L’ultima cappella che troviamo (ma la prima entrando dal lato destro) è dedicata a Maria Ausiliatrice, come indicato anche dall’iscrizione Auxilium Christianorum riportata nella trabeazione. Anche questa pala, inserita in una cornice dorata, sovrasta un semplice altare marmoreo con tabernacolo, elevato nel 1951 per volontà delle sorelle M.Bonaria e Efisia Bonetti.
Realizzata da A.Mura nel 1965 la Madonna si differenzia dalla più classica Madonna dei Salesiani perché è raffigura seduta col Bambinello ritto sulle sue ginocchia mentre due angeli, che reggono la corona, sono in volo.
Ai suoi piedi tante figure religiose emblematiche: S. Raimondo Nonnato, S.Giovanni Bosco, S.Rita, il giovanissimo S.Domenico e bimbi dalla pelle scura, su cui, senza alcuna distinzione, cade la bontà divina della Madonna. Nello sfondo della tela è riconoscibile lo stagno di S.Gilla.

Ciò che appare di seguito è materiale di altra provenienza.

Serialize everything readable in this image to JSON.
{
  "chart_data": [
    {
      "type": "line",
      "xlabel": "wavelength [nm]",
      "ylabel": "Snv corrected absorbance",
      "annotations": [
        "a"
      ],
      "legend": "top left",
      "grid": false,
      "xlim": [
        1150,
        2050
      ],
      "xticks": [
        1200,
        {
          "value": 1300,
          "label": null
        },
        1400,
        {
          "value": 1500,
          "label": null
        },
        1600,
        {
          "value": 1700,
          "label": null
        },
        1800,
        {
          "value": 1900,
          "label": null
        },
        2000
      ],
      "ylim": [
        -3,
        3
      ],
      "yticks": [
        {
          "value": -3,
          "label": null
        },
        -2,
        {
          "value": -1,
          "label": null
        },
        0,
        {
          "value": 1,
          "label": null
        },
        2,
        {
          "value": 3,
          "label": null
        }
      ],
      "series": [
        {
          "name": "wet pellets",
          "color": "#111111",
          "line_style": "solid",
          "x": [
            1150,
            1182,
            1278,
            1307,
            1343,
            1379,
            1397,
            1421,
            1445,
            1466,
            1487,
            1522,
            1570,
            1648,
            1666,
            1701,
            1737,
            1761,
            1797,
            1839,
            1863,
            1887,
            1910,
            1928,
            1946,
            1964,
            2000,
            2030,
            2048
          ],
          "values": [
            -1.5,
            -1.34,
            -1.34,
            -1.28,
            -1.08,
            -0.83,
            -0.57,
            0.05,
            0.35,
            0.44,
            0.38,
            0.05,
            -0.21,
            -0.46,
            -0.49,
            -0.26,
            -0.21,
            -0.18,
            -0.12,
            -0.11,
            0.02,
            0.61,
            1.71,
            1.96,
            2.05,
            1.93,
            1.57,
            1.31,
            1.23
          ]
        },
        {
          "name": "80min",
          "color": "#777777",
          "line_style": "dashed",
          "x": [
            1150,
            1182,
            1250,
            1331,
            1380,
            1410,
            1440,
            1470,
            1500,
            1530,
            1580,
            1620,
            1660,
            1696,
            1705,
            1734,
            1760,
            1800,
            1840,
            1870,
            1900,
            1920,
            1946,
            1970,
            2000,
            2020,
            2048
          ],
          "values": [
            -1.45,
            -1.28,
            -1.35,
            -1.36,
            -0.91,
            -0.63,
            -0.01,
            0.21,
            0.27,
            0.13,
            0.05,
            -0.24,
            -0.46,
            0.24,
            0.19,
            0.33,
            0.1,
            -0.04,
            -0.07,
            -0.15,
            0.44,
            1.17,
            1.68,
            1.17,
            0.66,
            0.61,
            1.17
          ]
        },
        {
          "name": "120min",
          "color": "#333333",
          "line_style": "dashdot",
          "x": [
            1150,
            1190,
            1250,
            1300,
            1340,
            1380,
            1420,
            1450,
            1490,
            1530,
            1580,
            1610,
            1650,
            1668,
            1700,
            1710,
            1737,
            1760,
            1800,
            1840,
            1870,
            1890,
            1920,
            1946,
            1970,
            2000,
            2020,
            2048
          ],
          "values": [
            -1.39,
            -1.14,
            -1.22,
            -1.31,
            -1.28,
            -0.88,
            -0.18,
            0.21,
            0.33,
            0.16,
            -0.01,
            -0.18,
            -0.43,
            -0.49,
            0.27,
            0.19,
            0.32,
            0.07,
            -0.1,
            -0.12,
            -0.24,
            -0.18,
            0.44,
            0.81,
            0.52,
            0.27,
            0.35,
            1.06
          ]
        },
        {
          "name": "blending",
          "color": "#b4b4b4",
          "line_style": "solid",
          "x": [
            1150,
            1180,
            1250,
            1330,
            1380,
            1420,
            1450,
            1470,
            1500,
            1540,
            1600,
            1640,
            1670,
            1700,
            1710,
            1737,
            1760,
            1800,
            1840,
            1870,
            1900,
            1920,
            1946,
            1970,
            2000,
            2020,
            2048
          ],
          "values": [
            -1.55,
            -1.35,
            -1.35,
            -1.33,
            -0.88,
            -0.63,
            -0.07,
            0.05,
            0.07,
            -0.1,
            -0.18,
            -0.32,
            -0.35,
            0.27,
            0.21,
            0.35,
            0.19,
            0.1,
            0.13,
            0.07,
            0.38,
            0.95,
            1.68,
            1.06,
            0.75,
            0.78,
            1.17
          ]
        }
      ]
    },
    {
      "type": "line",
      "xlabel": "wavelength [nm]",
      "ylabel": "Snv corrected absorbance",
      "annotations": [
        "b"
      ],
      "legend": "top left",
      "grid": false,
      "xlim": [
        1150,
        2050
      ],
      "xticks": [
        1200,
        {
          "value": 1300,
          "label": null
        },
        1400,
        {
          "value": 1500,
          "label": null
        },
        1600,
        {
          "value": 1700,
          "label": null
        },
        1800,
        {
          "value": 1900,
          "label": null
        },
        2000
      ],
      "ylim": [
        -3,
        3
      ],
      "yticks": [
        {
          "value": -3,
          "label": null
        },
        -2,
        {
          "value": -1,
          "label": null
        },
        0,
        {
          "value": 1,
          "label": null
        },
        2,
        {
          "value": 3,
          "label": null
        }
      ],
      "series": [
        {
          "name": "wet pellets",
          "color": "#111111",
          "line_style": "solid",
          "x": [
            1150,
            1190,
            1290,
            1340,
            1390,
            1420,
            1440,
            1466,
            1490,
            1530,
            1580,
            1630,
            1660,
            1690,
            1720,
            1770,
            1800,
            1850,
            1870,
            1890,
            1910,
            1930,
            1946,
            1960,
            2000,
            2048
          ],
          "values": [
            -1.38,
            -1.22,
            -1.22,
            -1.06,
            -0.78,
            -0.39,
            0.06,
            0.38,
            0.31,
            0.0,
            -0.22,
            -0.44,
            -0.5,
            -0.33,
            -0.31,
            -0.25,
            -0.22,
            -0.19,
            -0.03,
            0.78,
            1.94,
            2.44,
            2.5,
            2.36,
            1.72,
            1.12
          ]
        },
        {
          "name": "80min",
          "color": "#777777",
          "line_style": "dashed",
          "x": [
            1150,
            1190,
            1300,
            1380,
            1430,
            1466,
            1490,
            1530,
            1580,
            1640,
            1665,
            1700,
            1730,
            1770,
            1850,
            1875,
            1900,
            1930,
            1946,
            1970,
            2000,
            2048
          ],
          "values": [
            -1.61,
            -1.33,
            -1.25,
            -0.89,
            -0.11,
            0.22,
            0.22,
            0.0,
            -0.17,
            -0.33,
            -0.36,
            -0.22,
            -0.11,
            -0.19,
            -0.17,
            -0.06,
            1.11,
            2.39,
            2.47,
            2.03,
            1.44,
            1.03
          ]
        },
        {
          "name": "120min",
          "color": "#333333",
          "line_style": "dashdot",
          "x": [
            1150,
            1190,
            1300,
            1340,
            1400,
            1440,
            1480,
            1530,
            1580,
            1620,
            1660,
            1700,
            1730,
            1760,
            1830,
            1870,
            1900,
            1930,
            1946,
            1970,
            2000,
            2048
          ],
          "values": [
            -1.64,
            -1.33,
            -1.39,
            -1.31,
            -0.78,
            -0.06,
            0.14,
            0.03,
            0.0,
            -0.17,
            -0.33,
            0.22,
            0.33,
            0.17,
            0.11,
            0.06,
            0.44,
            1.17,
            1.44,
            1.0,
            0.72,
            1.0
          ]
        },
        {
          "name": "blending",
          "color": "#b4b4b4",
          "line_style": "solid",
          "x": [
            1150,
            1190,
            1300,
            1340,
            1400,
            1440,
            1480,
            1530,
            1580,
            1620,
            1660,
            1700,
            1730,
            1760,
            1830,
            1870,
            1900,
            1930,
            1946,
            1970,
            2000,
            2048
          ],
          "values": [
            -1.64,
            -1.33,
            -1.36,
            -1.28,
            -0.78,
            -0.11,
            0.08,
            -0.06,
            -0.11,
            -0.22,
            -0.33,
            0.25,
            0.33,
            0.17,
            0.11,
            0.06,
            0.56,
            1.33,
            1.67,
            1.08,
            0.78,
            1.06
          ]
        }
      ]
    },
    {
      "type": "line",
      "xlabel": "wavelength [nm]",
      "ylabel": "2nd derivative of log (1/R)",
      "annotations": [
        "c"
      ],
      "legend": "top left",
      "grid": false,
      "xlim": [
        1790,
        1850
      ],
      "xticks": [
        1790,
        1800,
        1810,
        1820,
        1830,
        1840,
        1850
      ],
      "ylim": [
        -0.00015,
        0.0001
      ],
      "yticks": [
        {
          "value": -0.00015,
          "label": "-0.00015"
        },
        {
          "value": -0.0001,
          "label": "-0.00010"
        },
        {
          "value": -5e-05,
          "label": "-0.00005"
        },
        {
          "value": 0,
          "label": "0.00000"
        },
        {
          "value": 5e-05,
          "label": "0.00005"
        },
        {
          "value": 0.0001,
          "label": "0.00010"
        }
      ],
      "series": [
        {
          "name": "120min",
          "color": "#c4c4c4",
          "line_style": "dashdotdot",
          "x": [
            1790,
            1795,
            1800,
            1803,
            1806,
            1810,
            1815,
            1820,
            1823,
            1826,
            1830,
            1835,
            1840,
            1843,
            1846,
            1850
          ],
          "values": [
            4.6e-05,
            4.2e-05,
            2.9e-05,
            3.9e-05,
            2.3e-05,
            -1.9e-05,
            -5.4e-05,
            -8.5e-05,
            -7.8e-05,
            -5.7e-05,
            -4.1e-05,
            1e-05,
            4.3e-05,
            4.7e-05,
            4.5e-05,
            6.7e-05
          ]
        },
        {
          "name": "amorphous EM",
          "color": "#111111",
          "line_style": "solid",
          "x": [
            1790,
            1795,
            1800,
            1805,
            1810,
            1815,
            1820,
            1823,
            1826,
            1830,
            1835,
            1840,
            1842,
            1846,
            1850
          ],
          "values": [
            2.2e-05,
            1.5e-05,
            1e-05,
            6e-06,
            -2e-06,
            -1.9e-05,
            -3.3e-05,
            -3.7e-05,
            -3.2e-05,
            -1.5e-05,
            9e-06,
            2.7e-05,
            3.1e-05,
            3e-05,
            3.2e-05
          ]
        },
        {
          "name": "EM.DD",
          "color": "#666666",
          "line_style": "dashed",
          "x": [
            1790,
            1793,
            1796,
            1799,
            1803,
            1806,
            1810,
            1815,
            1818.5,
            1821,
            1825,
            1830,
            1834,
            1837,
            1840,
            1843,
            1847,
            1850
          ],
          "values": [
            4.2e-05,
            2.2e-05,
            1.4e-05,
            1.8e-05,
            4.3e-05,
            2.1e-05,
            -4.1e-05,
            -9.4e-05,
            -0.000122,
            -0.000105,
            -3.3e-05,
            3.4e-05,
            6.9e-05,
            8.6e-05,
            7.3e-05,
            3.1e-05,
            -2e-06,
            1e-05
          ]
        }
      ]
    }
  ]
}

Il lungo percorso fatto insieme ci ha permesso di avere una visione almeno sommaria dei tanti tesori, sia storici che artistici, racchiusi tra le sacre mura della Basilica di N.S. di Bonaria. La sua realizzazione non fu facile, ma al contrario, tra le sue pietre si nasconde una lunga storia, fatta di speranze e delusioni e oggi, conoscendola, forse ce la rende ancora più cara, così da entrare più profondamente nei nostri sentimenti.